The Battle of Amiens is said to have set the tone for the last 100 days of the First World War. General Erich Ludendorff described it as “the black day of the German Army.” A hundred years ago on August 8 at 4:20 a.m., all four divisions of the Corps began their descent on the German Army behind the protection of smoke, shrapnel, and poisonous gas.
This particular battle was planned in great detail and secrecy by Field Marshal Haig. The plan called for a combined infantry and tank approach to breaking the German lines. Without telling anyone, the Canadian Corps was moved to the front of the battle lines to disguise any hints an attack was about to occur.
The Battle of Amiens was said to have been quick and brutal, knocking out most of the German’s artillery pieces while continuing to deal with machine gun nests perched along the German defensive line. By the end of the day, the Canadian Corps had reached 13 kilometres of their 20-kilometre stretch, and the battle began to slow down.
In total, the battle claimed the lives of 1,036 Canadians, another 2,803 injured, and 29 taken hostage. More than 19,000 Allied soldiers were either killed or , and the Germans lost more than 26,000 soldiers. The Canadian Corps captured 5,033 prisoners and over 150 guns.
While the Battle of Amiens was a bloody one, it was an overall success for the Canadian Corps. According to The Vimy Foundation, the victory at Amiens can be attributed to:
• Coordinated infantry, tank, artillery, and air attacks on the enemy, making use of all the technological advances of the war in high concentration;
• Continued use of counter-battery work, including sound ranging and aerial intelligence to knock out located artillery pieces before they could be used;
• An extremely fast creeping barrage, which advanced at 200 metres per minute, allowing the Corps to proceed at a run towards their targets, overwhelming the defensive lines.

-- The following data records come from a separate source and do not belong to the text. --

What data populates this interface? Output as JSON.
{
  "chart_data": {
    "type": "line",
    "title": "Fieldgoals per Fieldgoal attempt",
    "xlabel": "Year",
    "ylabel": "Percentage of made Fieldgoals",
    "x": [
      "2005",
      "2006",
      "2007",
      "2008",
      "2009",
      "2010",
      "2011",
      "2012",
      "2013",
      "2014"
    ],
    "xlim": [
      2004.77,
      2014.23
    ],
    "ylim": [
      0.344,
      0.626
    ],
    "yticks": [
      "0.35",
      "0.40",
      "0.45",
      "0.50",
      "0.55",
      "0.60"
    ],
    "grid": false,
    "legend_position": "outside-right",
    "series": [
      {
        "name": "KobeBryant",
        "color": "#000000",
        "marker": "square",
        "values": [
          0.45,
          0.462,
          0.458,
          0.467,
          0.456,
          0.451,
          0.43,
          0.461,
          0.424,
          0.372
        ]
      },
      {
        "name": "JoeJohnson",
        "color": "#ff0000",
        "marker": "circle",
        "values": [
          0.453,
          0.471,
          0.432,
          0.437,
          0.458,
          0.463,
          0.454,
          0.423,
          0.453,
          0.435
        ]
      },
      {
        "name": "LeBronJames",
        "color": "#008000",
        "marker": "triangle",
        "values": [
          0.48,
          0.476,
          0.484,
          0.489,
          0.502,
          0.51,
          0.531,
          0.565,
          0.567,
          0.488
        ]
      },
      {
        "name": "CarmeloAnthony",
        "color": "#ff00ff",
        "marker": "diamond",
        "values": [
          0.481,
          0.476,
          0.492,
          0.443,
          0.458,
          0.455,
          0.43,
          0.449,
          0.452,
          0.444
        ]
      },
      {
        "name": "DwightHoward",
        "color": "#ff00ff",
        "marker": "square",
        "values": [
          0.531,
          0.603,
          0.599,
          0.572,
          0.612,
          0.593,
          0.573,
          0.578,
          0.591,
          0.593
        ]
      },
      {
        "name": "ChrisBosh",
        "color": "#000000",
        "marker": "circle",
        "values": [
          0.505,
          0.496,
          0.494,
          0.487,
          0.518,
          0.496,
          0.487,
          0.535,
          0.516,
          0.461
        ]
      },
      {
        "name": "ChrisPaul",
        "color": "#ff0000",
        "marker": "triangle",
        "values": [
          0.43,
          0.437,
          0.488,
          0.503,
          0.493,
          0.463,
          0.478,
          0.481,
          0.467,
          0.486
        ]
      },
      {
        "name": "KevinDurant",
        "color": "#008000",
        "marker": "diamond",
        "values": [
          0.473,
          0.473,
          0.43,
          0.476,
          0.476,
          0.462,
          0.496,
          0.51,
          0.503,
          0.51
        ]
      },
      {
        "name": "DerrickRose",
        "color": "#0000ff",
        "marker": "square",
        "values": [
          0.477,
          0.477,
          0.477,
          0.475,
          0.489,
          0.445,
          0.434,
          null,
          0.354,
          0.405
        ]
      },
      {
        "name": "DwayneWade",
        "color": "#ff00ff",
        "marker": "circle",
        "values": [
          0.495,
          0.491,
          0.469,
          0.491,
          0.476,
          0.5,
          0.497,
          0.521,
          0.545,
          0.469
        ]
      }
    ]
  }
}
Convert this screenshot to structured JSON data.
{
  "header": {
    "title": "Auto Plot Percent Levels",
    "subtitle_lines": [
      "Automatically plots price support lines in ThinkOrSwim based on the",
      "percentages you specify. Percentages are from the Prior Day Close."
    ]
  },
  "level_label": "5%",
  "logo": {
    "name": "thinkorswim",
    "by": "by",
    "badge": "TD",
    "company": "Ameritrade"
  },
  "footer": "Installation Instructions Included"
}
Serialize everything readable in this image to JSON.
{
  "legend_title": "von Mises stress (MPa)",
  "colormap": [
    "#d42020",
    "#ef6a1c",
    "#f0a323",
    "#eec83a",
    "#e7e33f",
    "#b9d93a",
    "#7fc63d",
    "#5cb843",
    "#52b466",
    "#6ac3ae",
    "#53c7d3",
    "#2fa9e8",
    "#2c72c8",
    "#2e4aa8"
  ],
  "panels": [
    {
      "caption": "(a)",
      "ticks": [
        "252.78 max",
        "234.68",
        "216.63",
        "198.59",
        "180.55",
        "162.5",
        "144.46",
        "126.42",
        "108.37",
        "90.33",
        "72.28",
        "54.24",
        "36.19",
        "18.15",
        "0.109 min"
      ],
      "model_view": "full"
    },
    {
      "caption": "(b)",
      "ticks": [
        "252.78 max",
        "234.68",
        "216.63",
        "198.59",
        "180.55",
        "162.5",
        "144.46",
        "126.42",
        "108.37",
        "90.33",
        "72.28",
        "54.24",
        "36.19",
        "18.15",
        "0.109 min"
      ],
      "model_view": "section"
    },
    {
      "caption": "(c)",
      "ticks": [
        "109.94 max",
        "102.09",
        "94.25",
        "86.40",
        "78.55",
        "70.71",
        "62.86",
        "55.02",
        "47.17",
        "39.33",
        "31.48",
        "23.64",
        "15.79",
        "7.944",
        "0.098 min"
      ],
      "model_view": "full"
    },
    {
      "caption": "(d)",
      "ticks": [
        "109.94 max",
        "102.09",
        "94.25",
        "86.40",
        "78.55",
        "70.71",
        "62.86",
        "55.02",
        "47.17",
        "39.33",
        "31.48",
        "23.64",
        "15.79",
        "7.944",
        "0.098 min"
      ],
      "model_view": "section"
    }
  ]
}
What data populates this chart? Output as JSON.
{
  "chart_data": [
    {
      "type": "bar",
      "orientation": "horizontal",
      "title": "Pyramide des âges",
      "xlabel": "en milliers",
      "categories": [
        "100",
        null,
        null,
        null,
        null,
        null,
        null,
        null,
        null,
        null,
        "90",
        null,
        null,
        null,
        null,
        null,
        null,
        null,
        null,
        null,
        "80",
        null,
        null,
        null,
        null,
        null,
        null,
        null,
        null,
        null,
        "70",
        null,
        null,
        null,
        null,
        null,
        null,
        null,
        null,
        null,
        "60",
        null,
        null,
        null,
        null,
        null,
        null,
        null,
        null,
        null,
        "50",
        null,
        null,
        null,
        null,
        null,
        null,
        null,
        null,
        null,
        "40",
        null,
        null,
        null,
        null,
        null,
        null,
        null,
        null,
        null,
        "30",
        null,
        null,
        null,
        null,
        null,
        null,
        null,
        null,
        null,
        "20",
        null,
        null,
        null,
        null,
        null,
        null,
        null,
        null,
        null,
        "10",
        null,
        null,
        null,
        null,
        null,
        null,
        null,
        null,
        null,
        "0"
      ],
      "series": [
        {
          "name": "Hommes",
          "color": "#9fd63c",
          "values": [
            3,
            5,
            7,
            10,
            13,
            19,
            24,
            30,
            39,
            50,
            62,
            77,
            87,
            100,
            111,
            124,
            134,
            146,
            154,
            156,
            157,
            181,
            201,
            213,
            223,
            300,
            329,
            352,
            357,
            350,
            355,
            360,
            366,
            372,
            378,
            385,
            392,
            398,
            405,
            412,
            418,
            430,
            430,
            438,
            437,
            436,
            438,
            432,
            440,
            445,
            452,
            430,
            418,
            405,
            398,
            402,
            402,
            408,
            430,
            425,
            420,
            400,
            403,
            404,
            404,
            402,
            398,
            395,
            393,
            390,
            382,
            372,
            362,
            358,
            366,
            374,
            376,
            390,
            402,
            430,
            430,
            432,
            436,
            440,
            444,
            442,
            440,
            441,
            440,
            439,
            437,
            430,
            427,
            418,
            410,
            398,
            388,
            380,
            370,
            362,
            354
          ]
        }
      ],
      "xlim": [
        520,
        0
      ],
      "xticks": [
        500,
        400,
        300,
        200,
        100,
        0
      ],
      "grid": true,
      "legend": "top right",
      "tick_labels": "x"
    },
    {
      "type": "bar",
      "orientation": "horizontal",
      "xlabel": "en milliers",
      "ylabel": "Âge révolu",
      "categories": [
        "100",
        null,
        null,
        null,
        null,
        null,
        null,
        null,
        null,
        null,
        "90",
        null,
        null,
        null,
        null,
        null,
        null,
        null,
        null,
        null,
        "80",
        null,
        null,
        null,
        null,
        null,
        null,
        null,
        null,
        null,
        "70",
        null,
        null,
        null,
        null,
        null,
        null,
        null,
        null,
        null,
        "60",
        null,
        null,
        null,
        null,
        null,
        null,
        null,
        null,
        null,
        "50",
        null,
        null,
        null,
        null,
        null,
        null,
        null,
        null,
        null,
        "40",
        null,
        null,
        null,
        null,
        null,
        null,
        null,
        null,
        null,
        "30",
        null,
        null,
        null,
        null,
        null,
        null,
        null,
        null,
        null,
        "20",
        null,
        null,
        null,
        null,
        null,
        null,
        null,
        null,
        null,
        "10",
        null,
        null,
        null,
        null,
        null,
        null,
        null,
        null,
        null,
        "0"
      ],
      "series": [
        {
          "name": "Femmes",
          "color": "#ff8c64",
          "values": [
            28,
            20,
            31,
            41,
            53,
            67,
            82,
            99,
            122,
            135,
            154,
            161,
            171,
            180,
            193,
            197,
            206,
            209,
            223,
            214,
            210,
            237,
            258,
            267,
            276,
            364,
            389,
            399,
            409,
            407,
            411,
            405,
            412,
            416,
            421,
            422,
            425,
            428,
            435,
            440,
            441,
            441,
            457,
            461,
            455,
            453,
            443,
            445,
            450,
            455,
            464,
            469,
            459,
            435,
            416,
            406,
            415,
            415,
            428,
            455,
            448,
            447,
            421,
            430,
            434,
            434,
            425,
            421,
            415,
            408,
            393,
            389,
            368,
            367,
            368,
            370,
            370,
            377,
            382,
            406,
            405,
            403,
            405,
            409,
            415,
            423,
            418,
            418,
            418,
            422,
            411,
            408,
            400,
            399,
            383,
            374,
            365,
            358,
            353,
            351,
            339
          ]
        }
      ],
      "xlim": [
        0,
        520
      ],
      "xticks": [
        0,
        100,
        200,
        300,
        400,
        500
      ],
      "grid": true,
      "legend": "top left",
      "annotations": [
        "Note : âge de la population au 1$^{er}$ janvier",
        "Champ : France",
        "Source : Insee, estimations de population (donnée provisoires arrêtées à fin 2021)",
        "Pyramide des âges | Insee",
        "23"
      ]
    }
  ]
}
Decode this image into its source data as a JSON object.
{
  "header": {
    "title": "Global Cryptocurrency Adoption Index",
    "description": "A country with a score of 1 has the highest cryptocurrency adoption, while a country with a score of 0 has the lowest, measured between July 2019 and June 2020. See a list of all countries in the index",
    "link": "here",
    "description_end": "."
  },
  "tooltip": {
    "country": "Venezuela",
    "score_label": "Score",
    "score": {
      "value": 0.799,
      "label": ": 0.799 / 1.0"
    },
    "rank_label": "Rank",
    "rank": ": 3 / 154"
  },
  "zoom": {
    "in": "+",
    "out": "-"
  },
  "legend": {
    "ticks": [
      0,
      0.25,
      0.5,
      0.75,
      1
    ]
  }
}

Ten Corps soldiers received Victoria Crosses as a result of this battle. Most notably:
• Jean Brillant, 22 Battalion (Van Doos). Also a recipient of the Military Medal, Brillant led his company against machine gun nests on three separate occasions and was wounded three times. He died as a result of his wounds on August 10, 1918;
• Cpl Herman Good, 13th Battalion, single-handedly captured a German machine gun nest. Later the same day, he organized the capture of three German artillery pieces. He survived the war, then working as a fish and game warden;
• Srgt Robert Spall, PPCLI, provided cover for his platoon with a Lewis gun, allowing them to escape, before he died on August 13, 1918.
Founded in 2006, The Vimy Foundation seeks to preserve and promote the legacy of the First World War, symbolized by the victory at Vimy Ridge in April 1917. They carry out their message and awareness through educational programs, both domestic and overseas; handing out souvenir items like pins and Pilgrimage medals; promoting a greater recognition of April 9 as Vimy Day; planning events for the 100th anniversary of Vimy Ridge in 2017; and working to increase understanding for visitors at Vimy through fundraising for the Vimy Visitors Education Centre on the site of the Vimy Memorial.
To continue the legacy of Vimy Ridge, the foundation focuses on educating the Canadian youth. As of late, The Vimy Foundation has been able to train thousands of young Canadians on our First World War history, and plan to do so for generations to come. They’ve also successfully lobbied for:
• Government to hold the public commemoration for the last First World War soldier on Vimy Day 2011;
• The Vimy Memorial to be placed on the new $20 bill;
• Governments across the country to lower their flags on Vimy Day;
• Hosted gala events across the country celebrating Vimy Day.
They firmly believe the key to a prosperous future, “lies in knowing one’s past.”